You will be presenting to people who have natural limits. Most people, as a rule, are not that good at holding several numbers in their head simultaneously. People also have a finite ability to give a damn about what you are saying. When you exceed that limit, they stop listening, even if you are explaining how to make perfect $20 bills on a laser printer. What follows are some goals to strive for when crafting a presentation.
Eliminate anything extraneous, as every new thing takes energy to understand. For example, your system might have 15 tuning parameters, but when only three of them matter to this question, put the rest of them (if you include them at all) in an appendix. This gets them out of the main flow of your presentation, and yet it shows you did your due diligence.
Make sure that each point you make requires your audience to remember no more than two numbers at the same time. Having a nicely designed table of numbers is fine, as no memorization is required.
Use consistent terms and introduce the least number of new terms possible. Call a “dog” a “dog” all the way though your presentation.
Since graphs are a key element of most performance presentations, do your audience a favor and label your graphs consistently. Put a title and a legend on each graph, and put them in the same place. Label the X and Y axis. Strive to use a common unit (bits vs. bytes) in all your graphs.

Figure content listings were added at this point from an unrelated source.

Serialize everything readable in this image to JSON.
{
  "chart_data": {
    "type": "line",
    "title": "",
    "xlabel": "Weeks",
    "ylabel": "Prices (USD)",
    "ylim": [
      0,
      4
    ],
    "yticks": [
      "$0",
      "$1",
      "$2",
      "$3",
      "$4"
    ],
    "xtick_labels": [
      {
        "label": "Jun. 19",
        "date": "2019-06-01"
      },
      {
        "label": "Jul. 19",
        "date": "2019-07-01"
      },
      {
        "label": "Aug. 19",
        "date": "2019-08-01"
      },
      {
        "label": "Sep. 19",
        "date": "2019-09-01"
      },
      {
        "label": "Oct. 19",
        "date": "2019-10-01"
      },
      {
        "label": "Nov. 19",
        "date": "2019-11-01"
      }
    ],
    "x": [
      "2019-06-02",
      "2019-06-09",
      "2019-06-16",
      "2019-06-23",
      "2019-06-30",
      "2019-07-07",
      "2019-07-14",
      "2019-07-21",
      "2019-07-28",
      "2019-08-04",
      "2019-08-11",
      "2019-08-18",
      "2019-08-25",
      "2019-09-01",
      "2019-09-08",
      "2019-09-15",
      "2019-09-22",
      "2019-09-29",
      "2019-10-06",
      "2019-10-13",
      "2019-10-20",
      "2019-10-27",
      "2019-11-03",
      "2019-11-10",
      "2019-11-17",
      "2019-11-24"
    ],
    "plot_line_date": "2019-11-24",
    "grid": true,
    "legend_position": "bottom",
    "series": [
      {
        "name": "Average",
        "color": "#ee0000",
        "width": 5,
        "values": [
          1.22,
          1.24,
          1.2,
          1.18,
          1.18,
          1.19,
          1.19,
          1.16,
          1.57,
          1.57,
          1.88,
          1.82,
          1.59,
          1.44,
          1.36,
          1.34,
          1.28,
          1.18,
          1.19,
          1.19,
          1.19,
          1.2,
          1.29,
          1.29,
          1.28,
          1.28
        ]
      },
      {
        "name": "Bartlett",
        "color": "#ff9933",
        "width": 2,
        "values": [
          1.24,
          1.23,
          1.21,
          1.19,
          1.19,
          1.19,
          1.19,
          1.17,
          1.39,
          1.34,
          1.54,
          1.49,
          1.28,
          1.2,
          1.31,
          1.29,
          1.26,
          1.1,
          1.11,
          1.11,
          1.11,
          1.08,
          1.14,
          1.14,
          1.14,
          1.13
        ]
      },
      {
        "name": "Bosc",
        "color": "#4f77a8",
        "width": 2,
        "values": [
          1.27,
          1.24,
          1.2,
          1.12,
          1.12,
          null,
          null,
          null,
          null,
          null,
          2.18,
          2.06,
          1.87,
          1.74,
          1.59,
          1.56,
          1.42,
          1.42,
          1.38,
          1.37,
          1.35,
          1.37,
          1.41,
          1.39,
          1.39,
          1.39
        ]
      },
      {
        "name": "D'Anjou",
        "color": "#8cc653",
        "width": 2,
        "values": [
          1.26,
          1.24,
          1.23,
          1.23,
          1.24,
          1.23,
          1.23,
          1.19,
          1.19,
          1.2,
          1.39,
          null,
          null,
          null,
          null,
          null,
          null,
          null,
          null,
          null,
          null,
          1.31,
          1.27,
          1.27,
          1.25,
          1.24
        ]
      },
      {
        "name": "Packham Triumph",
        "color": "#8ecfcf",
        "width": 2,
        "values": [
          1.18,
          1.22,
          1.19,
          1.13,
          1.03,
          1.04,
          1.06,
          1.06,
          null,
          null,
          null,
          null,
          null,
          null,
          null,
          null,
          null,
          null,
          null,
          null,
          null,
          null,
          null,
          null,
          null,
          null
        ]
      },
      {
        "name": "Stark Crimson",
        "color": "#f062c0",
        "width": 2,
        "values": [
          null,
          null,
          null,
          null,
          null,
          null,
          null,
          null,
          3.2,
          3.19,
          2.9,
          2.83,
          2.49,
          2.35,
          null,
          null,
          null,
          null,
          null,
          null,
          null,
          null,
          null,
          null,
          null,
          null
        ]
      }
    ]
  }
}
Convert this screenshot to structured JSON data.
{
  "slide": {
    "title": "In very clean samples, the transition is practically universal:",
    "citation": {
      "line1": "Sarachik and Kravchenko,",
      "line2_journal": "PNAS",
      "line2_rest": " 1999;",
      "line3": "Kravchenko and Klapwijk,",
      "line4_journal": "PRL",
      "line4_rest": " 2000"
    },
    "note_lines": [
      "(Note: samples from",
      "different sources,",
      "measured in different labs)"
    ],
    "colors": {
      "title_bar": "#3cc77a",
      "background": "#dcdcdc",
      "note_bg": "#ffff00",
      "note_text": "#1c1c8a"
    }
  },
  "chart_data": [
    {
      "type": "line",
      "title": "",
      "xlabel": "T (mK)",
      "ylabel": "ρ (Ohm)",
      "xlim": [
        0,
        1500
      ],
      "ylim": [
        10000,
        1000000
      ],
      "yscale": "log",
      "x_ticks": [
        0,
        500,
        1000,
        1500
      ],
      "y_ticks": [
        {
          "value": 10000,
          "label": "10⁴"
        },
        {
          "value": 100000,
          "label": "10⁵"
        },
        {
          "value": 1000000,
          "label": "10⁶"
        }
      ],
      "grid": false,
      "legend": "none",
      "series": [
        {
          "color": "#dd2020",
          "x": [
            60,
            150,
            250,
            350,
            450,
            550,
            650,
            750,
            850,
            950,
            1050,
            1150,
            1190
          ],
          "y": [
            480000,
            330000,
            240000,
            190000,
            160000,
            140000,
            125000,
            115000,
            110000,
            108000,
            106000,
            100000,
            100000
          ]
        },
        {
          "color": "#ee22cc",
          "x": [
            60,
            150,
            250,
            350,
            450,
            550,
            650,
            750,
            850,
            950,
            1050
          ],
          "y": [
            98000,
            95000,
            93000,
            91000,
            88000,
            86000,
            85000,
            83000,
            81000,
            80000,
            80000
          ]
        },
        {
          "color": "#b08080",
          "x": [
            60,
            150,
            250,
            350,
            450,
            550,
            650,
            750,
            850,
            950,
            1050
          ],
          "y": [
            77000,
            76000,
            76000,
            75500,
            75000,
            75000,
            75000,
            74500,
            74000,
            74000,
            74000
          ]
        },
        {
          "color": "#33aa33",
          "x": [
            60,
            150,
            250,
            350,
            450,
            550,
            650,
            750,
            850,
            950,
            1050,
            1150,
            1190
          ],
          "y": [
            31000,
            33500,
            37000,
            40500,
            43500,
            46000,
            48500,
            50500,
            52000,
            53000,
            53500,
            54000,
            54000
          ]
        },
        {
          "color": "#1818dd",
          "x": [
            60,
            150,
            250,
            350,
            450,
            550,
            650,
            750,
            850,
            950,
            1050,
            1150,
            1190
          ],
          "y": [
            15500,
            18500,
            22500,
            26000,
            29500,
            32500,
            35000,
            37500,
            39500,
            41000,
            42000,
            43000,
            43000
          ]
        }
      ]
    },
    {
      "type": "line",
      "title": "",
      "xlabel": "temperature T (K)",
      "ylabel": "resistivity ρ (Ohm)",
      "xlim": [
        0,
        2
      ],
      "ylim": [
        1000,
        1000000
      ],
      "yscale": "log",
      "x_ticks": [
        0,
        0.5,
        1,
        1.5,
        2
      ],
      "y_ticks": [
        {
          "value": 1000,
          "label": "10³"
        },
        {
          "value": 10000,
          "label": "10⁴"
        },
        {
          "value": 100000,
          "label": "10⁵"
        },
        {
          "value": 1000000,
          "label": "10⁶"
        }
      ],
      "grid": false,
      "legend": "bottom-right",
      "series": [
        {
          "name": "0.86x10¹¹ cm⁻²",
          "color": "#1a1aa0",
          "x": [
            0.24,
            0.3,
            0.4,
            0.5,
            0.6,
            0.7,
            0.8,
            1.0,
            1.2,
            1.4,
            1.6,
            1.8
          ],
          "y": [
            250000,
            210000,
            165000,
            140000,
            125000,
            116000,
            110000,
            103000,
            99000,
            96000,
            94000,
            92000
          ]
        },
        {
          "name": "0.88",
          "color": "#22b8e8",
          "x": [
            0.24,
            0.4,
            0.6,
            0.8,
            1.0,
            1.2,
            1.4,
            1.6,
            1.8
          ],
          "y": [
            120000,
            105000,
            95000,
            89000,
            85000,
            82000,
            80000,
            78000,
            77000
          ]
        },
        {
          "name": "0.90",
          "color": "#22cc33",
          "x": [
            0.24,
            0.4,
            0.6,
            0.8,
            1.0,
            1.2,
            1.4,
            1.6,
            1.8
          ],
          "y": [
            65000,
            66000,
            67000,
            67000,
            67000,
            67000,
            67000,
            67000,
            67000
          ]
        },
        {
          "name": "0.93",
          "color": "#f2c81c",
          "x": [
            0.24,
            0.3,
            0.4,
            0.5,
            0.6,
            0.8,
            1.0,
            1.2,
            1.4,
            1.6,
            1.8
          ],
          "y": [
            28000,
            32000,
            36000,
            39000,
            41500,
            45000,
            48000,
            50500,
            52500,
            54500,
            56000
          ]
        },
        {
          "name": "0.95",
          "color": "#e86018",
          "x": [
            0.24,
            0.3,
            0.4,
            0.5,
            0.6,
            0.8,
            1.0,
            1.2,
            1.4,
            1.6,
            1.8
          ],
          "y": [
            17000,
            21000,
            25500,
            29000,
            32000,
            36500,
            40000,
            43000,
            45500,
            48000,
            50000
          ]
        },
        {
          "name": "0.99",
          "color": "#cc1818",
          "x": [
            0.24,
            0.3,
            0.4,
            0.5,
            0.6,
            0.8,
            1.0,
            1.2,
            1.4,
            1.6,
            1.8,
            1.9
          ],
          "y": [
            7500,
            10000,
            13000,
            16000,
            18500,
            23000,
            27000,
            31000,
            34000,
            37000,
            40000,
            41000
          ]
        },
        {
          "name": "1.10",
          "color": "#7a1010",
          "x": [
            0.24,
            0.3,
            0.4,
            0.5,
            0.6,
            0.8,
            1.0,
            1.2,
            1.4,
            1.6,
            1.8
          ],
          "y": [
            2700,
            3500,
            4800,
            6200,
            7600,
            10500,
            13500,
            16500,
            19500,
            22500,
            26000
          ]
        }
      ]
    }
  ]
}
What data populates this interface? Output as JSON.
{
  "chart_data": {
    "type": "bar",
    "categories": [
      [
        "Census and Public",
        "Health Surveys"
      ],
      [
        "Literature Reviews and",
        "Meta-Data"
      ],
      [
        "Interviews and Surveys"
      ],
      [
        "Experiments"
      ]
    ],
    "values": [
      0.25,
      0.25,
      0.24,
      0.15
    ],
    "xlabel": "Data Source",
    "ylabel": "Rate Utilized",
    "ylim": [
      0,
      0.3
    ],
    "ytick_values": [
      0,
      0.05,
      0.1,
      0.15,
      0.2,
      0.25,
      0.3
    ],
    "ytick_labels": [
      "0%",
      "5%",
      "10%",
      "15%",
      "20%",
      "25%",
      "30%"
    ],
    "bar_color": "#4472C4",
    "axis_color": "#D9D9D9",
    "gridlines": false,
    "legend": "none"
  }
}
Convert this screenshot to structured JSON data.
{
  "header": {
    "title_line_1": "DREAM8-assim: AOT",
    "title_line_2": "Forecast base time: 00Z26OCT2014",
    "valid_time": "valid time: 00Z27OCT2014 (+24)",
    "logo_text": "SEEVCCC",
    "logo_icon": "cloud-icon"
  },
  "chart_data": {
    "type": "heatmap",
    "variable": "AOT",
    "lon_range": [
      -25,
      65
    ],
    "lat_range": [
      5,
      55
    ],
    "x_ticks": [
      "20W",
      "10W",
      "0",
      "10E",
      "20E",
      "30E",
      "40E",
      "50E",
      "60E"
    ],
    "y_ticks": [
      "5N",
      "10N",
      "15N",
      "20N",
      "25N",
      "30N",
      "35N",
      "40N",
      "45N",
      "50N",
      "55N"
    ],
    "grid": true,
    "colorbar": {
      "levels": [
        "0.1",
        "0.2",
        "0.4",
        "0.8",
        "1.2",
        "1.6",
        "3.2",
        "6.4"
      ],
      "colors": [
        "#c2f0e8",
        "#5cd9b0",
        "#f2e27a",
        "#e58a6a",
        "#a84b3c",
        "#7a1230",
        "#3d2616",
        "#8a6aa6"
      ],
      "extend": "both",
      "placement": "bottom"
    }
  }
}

Use consistent colors so they quickly learn, for example, that the metered values are always blue, the projected values are always red, and the theoretical limit line is always black.
Lastly, establish a pattern in your presentation so people know what to expect. For example, imagine you had capacity planned the performance of a key computer at a future peak. In your presentation, for each subsystem of that computer, show where you are now, then show the projected peak, then state if this will be a problem, and lastly describe any proposed changes to work around the problem. People like a repeating pattern of information in a presentation. They find this comforting and an aid to overall understanding.
The Invisible Presentation
If your audience has trouble seeing what you are presenting, then it is harder for them to understand your wisdom.
Use a big font (24-30 point), that is easy to read (no funky fonts), and has high contrast (black letters on a white background). Save the small fonts for your written summary, and avoid colored fonts on a colored background like the plague.
In most meetings a significant part of the audience can’t see the bottom 25% of your slide due to the people in front of them. Put the good stuff at the top of the slide. Reserve the bottom for things that are less important to the question at hand, like the page number or the snazzy corporate artwork.
Depending on where you live, seven to nine percent of men and 0.4% of women are red/green colorblind, be sure not to make these the two the most critical colors on your graphs. Also, everyone is colorblind when looking at a black and white printed copy of your presentation.